Oliver holt tief Luft und atmet geräuschvoll wieder aus. »Ich bin nicht besonders gut darin, mich an Regeln zu halten. Soldat zu werden, war also keine Option für mich. Zur Enttäuschung meines Vaters, übrigens.«

»Man ist, wer man ist«, bemerkt Sam.

»Ja, das stimmt wohl. Ich habe auch eine Frage: Warum hast du dich gemeldet, um mich auf der Mission zu begleiten?«

Sam lächelt. »Ich kann doch nicht zulassen, dass der kleine Frischling sich tief unter der Erde verirrt.

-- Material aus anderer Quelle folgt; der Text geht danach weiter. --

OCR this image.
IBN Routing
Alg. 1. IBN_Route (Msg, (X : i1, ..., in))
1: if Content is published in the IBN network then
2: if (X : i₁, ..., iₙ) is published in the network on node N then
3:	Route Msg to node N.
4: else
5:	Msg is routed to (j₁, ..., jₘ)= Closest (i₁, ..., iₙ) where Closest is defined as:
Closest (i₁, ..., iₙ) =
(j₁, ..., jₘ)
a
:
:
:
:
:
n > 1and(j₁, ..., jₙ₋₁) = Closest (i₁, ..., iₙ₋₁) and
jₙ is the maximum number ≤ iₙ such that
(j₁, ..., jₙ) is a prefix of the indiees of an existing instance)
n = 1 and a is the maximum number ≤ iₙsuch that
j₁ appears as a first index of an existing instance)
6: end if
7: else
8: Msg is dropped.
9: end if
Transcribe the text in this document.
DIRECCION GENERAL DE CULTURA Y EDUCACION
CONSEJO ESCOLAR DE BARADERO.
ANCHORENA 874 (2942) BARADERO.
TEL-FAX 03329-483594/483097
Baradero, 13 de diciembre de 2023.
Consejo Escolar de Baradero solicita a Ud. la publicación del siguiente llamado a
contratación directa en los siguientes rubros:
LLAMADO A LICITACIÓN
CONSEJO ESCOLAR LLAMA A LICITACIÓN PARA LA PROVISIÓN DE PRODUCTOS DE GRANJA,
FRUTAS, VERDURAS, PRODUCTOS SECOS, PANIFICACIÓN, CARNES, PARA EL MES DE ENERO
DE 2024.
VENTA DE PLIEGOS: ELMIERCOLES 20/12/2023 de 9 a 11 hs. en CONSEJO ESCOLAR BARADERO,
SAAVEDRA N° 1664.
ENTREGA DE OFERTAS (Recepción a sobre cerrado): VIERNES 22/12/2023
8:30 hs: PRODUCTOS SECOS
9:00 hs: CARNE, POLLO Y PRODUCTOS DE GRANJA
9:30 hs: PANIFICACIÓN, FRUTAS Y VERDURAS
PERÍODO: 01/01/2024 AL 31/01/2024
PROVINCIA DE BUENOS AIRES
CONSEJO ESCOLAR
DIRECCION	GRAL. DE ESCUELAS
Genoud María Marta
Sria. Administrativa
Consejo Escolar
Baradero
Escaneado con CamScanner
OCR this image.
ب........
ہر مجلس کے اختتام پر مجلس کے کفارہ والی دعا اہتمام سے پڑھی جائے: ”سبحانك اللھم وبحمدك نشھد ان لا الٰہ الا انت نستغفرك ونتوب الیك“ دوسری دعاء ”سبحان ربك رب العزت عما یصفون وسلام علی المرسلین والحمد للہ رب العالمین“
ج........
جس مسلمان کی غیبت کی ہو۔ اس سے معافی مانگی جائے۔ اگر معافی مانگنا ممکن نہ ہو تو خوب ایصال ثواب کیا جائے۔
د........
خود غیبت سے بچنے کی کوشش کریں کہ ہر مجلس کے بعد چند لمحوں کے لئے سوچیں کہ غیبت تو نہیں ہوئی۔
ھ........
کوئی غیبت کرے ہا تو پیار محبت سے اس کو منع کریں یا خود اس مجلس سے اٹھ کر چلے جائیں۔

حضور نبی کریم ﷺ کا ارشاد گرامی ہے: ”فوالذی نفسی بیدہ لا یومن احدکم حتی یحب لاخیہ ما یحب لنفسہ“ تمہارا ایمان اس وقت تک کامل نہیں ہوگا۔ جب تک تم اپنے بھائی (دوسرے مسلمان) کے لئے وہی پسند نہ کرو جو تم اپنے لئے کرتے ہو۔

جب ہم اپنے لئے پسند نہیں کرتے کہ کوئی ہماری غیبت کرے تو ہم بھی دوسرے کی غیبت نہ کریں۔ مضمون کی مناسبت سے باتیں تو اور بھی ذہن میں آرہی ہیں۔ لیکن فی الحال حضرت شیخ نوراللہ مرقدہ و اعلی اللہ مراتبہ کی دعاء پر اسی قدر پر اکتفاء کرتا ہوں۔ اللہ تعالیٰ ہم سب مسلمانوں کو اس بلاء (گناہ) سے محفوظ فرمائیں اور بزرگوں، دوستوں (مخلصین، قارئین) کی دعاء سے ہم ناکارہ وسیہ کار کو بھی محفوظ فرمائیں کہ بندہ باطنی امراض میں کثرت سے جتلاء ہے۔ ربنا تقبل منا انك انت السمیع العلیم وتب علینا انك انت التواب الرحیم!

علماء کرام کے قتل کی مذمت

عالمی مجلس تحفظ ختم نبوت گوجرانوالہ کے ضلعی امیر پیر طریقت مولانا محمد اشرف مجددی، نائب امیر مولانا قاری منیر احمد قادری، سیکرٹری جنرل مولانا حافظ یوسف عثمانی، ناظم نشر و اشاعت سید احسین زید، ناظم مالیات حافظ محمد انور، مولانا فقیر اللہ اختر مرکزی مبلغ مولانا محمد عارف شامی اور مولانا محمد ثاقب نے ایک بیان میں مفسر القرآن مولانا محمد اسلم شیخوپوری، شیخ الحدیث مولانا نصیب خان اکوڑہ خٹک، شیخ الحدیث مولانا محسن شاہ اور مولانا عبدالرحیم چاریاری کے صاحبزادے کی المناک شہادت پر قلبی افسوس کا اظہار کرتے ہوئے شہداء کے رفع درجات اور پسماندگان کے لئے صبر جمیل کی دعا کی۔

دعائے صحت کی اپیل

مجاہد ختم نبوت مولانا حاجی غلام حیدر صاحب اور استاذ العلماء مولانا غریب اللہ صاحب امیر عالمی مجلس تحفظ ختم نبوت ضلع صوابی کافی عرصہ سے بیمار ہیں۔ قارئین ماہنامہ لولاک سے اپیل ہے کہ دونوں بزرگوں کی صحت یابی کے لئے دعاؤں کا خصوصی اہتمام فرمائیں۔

Du wärst in irgendeinem Stollen krepiert, und dann hätte der ganze Komplex ein halbes Jahr lang nach deiner Leiche gestunken. Ich habe eine empfindliche Nase.«

»Pff … Blödmann!«

»Na komm, gehen wir weiter.«

Nach etwa einer weiteren Stunde mühsamen Kriechens versperrt ihnen ein Luftfilter den Weg.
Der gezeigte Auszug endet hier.